All personnel with access to production systems or customer data must follow this policy and the Acceptable Use Policy. Given the company’s current size, personnel controls are minimal and stated honestly rather than aspirationally:

  • Persoon.ai Inc. has no employees. Access is stated at two distinct levels, because they are not the same thing: INFRASTRUCTURE access (source repository, hosting, database) is held by the founder/owner alone — the repository is private with a single collaborator. CROSS-TENANT access to customer data through the platform console is held by three principals: the founder/owner, one contracted sales engineer engaged for customer onboarding, and one automated service account used by the end-to-end test suite.
  • Console roles follow a least-privilege capability matrix rather than a single administrator level. The automated test account is deliberately NOT granted the highest role: it cannot grant, change, or revoke staff access, so a leaked build credential cannot escalate itself or lock out the owner. The current roster is visible to any authorized reviewer in the console.
  • The company has no employees, so no background-screening programme is operated today. Screening requirements will be established before any employee is engaged. This is stated as an absent control, not an implemented one.
  • For the same reason, no recurring security-awareness training programme is operated today. A training approach will be established as personnel are added; it is not claimed here in advance of existing.
  • Contractors or third parties granted any access must be bound by written confidentiality obligations before access is provisioned. The company maintains a written Contractor Confidentiality & Data Protection Agreement for this purpose, covering purpose limitation, a prohibition on exporting customer data or using it to train AI systems, 24-hour incident reporting, and obligations that survive the end of access.

7. Compliance, Evidence, and Audit

ShipReady Metrics maintains its security evidence with the same discipline it sells to customers. The compliance module stores control verdicts and evidence artifacts with traceability (which control, which source, when collected, by what collector, and a content hash), and treats missing evidence as a visible gap rather than a silent pass.

  • Evidence for infrastructure controls operated by vendors (hosting, database, email) is collected as vendor attestations and tracked alongside the Subprocessors list.
  • Customer-facing summaries of implemented controls are published in the Security Overview; drafts are clearly labeled as drafts.
  • Requests for security documentation or due-diligence support can be made through the Trust Center contact channels.

8. Enforcement and Exceptions

Violations of this policy or of any policy in the family by personnel may result in revocation of access and, where applicable, termination of the engagement. Violations by users of the Service are handled under the Acceptable Use Policy and the applicable terms.

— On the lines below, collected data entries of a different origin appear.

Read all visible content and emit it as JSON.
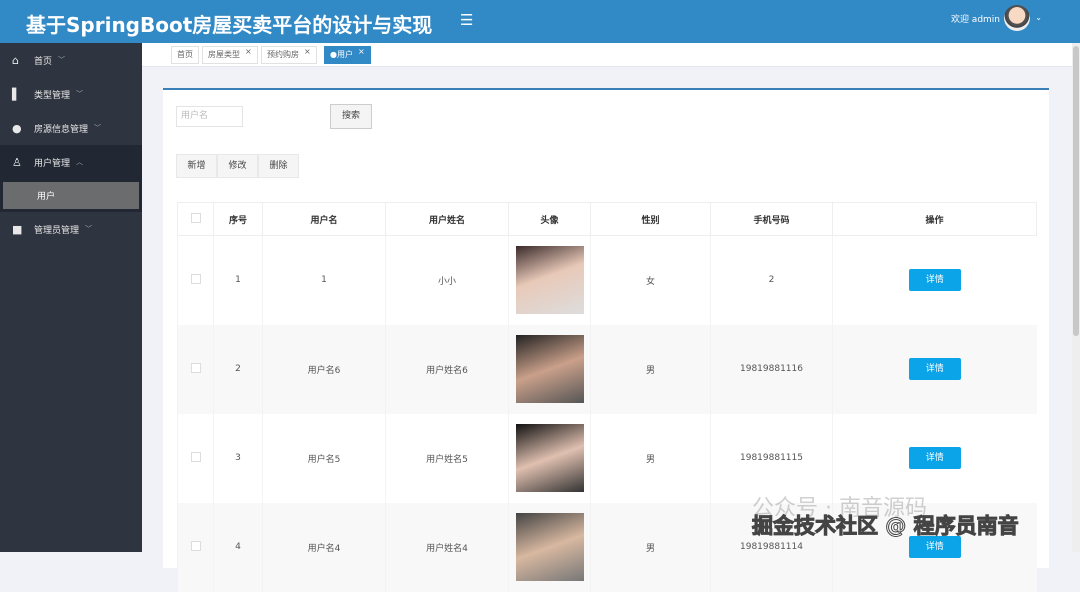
{
  "header": {
    "title": "基于SpringBoot房屋买卖平台的设计与实现",
    "menu_icon": "☰",
    "welcome": "欢迎 admin",
    "chevron": "⌄"
  },
  "sidebar": {
    "items": [
      {
        "label": "首页",
        "icon": "⌂",
        "chev": "﹀"
      },
      {
        "label": "类型管理",
        "icon": "▌",
        "chev": "﹀"
      },
      {
        "label": "房源信息管理",
        "icon": "●",
        "chev": "﹀"
      },
      {
        "label": "用户管理",
        "icon": "♙",
        "chev": "︿"
      },
      {
        "label": "管理员管理",
        "icon": "■",
        "chev": "﹀"
      }
    ],
    "sub": "用户"
  },
  "tabs": [
    {
      "label": "首页"
    },
    {
      "label": "房屋类型",
      "close": "×"
    },
    {
      "label": "预约购房",
      "close": "×"
    },
    {
      "label": "●用户",
      "close": "×"
    }
  ],
  "search": {
    "placeholder": "用户名",
    "button": "搜索"
  },
  "actions": {
    "add": "新增",
    "edit": "修改",
    "delete": "删除"
  },
  "table": {
    "headers": [
      "序号",
      "用户名",
      "用户姓名",
      "头像",
      "性别",
      "手机号码",
      "操作"
    ],
    "rows": [
      {
        "no": "1",
        "username": "1",
        "name": "小小",
        "gender": "女",
        "phone": "2",
        "action": "详情"
      },
      {
        "no": "2",
        "username": "用户名6",
        "name": "用户姓名6",
        "gender": "男",
        "phone": "19819881116",
        "action": "详情"
      },
      {
        "no": "3",
        "username": "用户名5",
        "name": "用户姓名5",
        "gender": "男",
        "phone": "19819881115",
        "action": "详情"
      },
      {
        "no": "4",
        "username": "用户名4",
        "name": "用户姓名4",
        "gender": "男",
        "phone": "19819881114",
        "action": "详情"
      }
    ]
  },
  "watermark": {
    "line1": "公众号 · 南音源码",
    "line2": "掘金技术社区 @ 程序员南音"
  }
}
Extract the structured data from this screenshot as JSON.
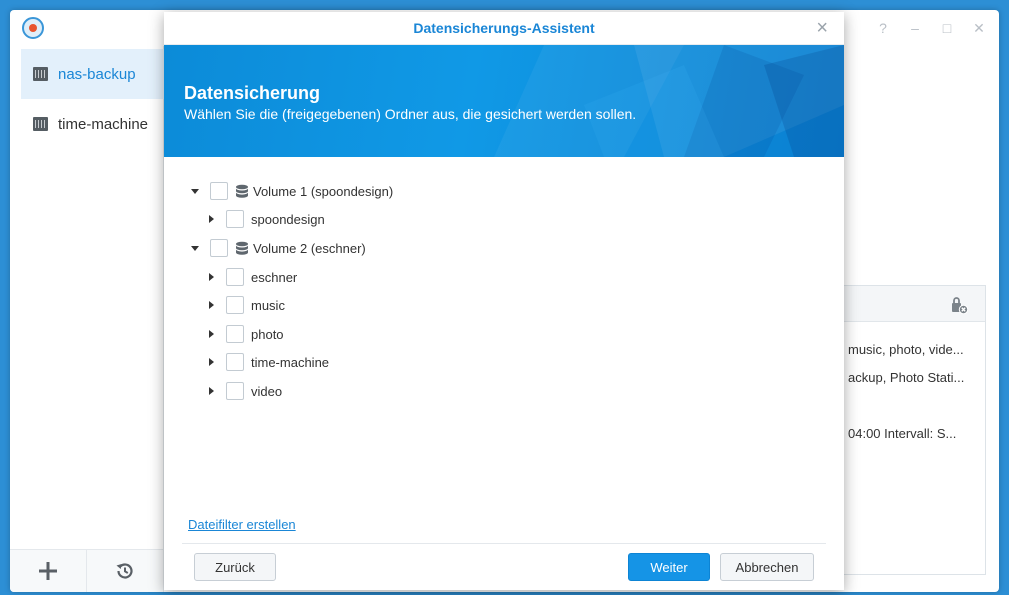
{
  "app": {
    "sidebar": {
      "items": [
        {
          "label": "nas-backup",
          "active": true
        },
        {
          "label": "time-machine",
          "active": false
        }
      ]
    },
    "window_controls": [
      "?",
      "–",
      "□",
      "✕"
    ],
    "background_panel": {
      "lines": [
        "music, photo, vide...",
        "ackup, Photo Stati...",
        "04:00 Intervall: S..."
      ]
    }
  },
  "modal": {
    "title": "Datensicherungs-Assistent",
    "close_label": "×",
    "banner": {
      "title": "Datensicherung",
      "subtitle": "Wählen Sie die (freigegebenen) Ordner aus, die gesichert werden sollen."
    },
    "tree": [
      {
        "label": "Volume 1 (spoondesign)",
        "level": 0,
        "expanded": true,
        "icon": "database-icon"
      },
      {
        "label": "spoondesign",
        "level": 1,
        "expanded": false
      },
      {
        "label": "Volume 2 (eschner)",
        "level": 0,
        "expanded": true,
        "icon": "database-icon"
      },
      {
        "label": "eschner",
        "level": 1,
        "expanded": false
      },
      {
        "label": "music",
        "level": 1,
        "expanded": false
      },
      {
        "label": "photo",
        "level": 1,
        "expanded": false
      },
      {
        "label": "time-machine",
        "level": 1,
        "expanded": false
      },
      {
        "label": "video",
        "level": 1,
        "expanded": false
      }
    ],
    "filter_link": "Dateifilter erstellen",
    "buttons": {
      "back": "Zurück",
      "next": "Weiter",
      "cancel": "Abbrechen"
    }
  },
  "colors": {
    "accent": "#1a86d6",
    "desktop": "#2d8fd5",
    "primary_button": "#1594e6"
  }
}
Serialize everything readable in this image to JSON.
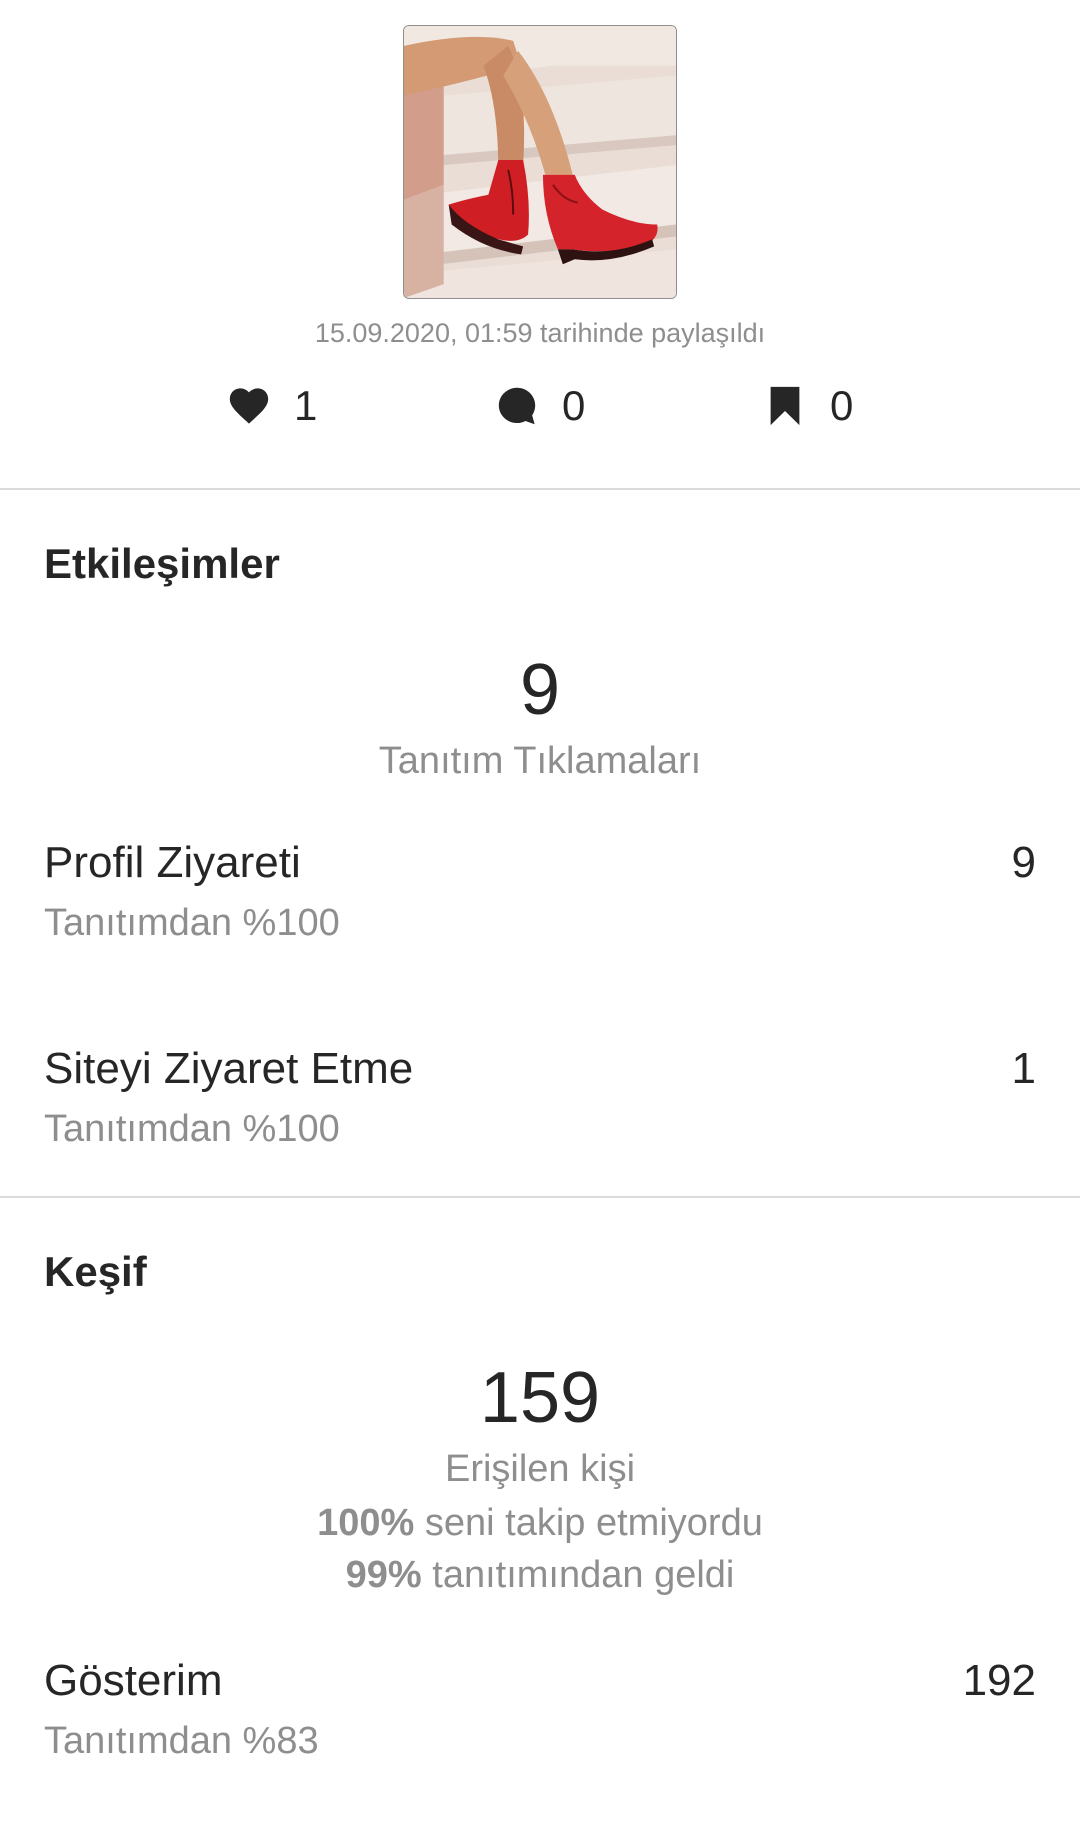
{
  "post": {
    "thumbnail": "red-boots-on-stairs-photo",
    "shared_date": "15.09.2020, 01:59 tarihinde paylaşıldı",
    "likes": "1",
    "comments": "0",
    "saves": "0",
    "icons": {
      "likes": "heart-icon",
      "comments": "comment-icon",
      "saves": "bookmark-icon"
    }
  },
  "interactions": {
    "title": "Etkileşimler",
    "total": "9",
    "total_caption": "Tanıtım Tıklamaları",
    "rows": [
      {
        "label": "Profil Ziyareti",
        "sub": "Tanıtımdan %100",
        "value": "9"
      },
      {
        "label": "Siteyi Ziyaret Etme",
        "sub": "Tanıtımdan %100",
        "value": "1"
      }
    ]
  },
  "discovery": {
    "title": "Keşif",
    "reach": "159",
    "reach_caption": "Erişilen kişi",
    "not_following_pct": "100%",
    "not_following_text": " seni takip etmiyordu",
    "from_promo_pct": "99%",
    "from_promo_text": " tanıtımından geldi",
    "rows": [
      {
        "label": "Gösterim",
        "sub": "Tanıtımdan %83",
        "value": "192"
      }
    ]
  },
  "colors": {
    "text_primary": "#262626",
    "text_secondary": "#8e8e8e",
    "divider": "#dbdbdb"
  }
}
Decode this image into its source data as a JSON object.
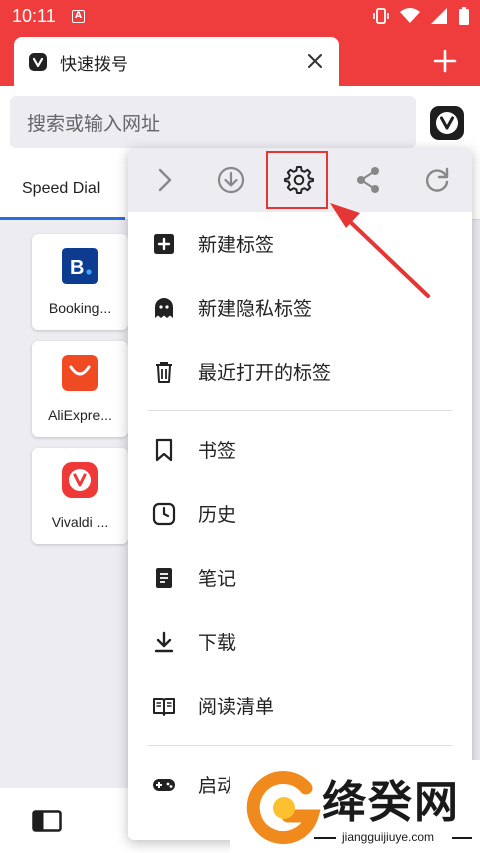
{
  "status_bar": {
    "time": "10:11",
    "notification": "A"
  },
  "tab": {
    "title": "快速拨号"
  },
  "address_bar": {
    "placeholder": "搜索或输入网址"
  },
  "speed_dial": {
    "tab_label": "Speed Dial",
    "tiles": [
      {
        "label": "Booking...",
        "brand_letter": "B.",
        "color": "#0c3b8f"
      },
      {
        "label": "AliExpre...",
        "color": "#f04a23"
      },
      {
        "label": "Vivaldi ...",
        "color": "#ef3939"
      }
    ]
  },
  "menu": {
    "toolbar": [
      "forward-icon",
      "download-icon",
      "settings-icon",
      "share-icon",
      "reload-icon"
    ],
    "items": [
      {
        "label": "新建标签",
        "icon": "add-tab-icon"
      },
      {
        "label": "新建隐私标签",
        "icon": "ghost-icon"
      },
      {
        "label": "最近打开的标签",
        "icon": "trash-icon"
      },
      {
        "label": "书签",
        "icon": "bookmark-icon"
      },
      {
        "label": "历史",
        "icon": "clock-icon"
      },
      {
        "label": "笔记",
        "icon": "notes-icon"
      },
      {
        "label": "下载",
        "icon": "download-icon"
      },
      {
        "label": "阅读清单",
        "icon": "book-icon"
      },
      {
        "label": "启动",
        "icon": "gamepad-icon"
      }
    ]
  },
  "watermark": {
    "title": "绛癸网",
    "subtitle": "jiangguijiuye.com"
  },
  "colors": {
    "accent": "#ef3d3d",
    "highlight": "#e53535",
    "link": "#2a6de0"
  }
}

Exceptions to any policy in the family must be explicit: recorded in writing with the reason, scope, compensating controls, and an expiry or review date, and approved by the policy owner. Undocumented exceptions are treated as violations.

9. Review and Maintenance

This policy and each policy in the family are reviewed and re-approved on a defined cadence and additionally whenever a material change to the platform, its vendors, or applicable law warrants it. [Owner to confirm: review cadence, e.g. at least annually.]

  • Policies are maintained as version-controlled documents; every revision is traceable through the repository’s immutable git history.
  • Material changes to published policies are reflected in the Trust Center; the effective date is updated on approval.
  • Questions about this policy may be directed to Persoon.ai Inc. via the contact channels listed in the Trust Center.

AI draft— pending legal & owner review; not legally binding.